Description
Since the middle of the twentieth century, Turkish playwriting has been notable for its verve and versatility. This two-volume anthology is the first major collection of plays in English of modern Turkish drama, a selection dealing with ancient Anatolian mythology, Ottoman history, contemporary social issues and family dramas, ribald comedy from Turkey’s cities and rural areas. It also includes several plays set outside Turkey.

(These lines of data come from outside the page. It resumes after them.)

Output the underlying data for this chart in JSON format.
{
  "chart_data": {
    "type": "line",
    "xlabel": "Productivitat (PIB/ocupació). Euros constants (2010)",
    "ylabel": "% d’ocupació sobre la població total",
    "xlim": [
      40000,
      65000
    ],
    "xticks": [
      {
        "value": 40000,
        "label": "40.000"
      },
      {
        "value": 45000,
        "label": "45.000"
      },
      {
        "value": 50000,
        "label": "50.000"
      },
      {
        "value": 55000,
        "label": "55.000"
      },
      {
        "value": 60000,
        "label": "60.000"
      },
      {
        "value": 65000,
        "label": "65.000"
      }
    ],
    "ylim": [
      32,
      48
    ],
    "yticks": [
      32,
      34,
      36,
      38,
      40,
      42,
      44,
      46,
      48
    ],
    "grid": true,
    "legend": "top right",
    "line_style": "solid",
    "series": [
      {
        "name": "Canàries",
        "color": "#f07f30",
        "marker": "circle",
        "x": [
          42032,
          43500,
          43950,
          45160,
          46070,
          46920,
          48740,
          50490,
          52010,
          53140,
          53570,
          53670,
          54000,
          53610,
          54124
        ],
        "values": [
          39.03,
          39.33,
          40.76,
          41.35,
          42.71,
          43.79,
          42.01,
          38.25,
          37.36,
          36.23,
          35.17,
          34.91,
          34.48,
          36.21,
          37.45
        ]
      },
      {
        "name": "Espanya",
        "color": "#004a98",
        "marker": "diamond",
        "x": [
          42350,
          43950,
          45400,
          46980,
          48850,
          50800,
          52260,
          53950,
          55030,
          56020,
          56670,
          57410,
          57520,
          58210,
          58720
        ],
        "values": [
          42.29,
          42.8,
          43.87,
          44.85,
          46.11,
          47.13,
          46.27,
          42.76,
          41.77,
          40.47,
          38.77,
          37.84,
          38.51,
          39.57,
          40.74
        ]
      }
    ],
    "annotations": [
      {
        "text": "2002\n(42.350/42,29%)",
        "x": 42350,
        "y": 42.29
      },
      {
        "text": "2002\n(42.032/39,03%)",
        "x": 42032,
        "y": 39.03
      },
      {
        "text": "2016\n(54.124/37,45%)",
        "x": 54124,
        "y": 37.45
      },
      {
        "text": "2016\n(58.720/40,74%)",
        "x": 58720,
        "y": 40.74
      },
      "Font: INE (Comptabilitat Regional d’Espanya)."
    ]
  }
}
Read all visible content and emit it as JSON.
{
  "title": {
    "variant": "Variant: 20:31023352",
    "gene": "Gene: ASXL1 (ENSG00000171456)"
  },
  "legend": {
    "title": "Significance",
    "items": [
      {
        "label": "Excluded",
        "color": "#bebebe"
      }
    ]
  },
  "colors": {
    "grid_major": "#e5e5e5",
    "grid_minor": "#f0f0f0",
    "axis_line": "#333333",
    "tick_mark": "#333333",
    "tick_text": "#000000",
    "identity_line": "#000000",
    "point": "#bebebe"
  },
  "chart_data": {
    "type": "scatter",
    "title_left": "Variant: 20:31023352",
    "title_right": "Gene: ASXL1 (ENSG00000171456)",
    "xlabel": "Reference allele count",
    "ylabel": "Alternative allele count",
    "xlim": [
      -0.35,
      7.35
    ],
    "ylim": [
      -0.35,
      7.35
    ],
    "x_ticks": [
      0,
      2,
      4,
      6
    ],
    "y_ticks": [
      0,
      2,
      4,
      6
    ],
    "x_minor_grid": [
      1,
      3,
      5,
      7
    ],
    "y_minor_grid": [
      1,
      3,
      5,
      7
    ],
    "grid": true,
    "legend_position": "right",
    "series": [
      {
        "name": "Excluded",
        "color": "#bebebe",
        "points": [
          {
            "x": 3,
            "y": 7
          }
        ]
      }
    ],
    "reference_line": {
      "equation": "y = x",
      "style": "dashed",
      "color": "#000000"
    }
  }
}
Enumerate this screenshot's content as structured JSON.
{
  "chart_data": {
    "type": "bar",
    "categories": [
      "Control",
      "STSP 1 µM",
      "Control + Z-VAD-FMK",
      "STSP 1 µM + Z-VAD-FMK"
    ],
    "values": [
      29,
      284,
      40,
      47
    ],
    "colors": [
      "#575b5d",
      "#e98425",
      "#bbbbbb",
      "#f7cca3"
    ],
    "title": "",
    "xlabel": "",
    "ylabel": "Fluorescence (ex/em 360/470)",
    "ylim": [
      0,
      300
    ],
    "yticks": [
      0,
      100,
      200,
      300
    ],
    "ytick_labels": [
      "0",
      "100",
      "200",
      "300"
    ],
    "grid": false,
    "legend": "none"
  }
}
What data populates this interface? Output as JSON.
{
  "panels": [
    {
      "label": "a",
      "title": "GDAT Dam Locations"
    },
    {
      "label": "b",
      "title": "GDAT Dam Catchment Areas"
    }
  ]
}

The two volumes together will feature seventeen plays by major playwrights published or produced from the late 1940s to the present day, with volume 1,“Ibrahim the Mad” and Other Plays, encompassing plays from the 1940s through the 1960s, and volume 2, “I, Anatolia” and Other Plays, including plays from the 1970s through the 1990s. They grant to English readers the pleasure of riveting drama in translations that are colloquial as well as faithful. For producers, directors, and actors they provide a wealth of fresh, new material, with characters ranging from Ottoman sultans to a Soviet cosmonaut, from the Byzantine Empress Theodora to a fisherman’s wife, from residents of an Istanbul neighborhood to King Midas, from Montezuma to a Turkish cabinet minister.
Table of Contents
Preface
Guide to Turkish Spelling, Pronunciation, and Monetary Terms
Introduction: An Overview of Turkish Drama (Until 1970), Talat S. Halman
The Neighborhood, Ahmet Kutsi Tecer
A Ball for the Imaginative, Tunç Yalman
Man of the Hour, Haldun Taner
In Ambush, Cahi, T. Atay
Sea Rose, Necati Cumali
A Shanty in Istanbul, Başar Sabuncu
The Mikado Game, Melih Cevdet Anday
İbrahim the Mad, A. Turan Oflazoğlu
Çiçu, Azi Z. Nesin
Biographical Notes
About the Author
Talat S. Halman is professor and chairman of the Department of Turkish Literature at Bilkent University in Ankara. Formerly he was on the faculties of Columbia University, Princeton University, the University of Pennsylvania, and New York University. He has written or edited more than seventy-five books, including Contemporary Turkish Literature, Modern Turkish Drama, and Süleyman the Magnificent Poet. He is also editor of the Journal of Turkish Literature (JTL).
Jayne L. Warner is director of research at the Institute for Aegean Prehistory in Greenwich, Connecticut.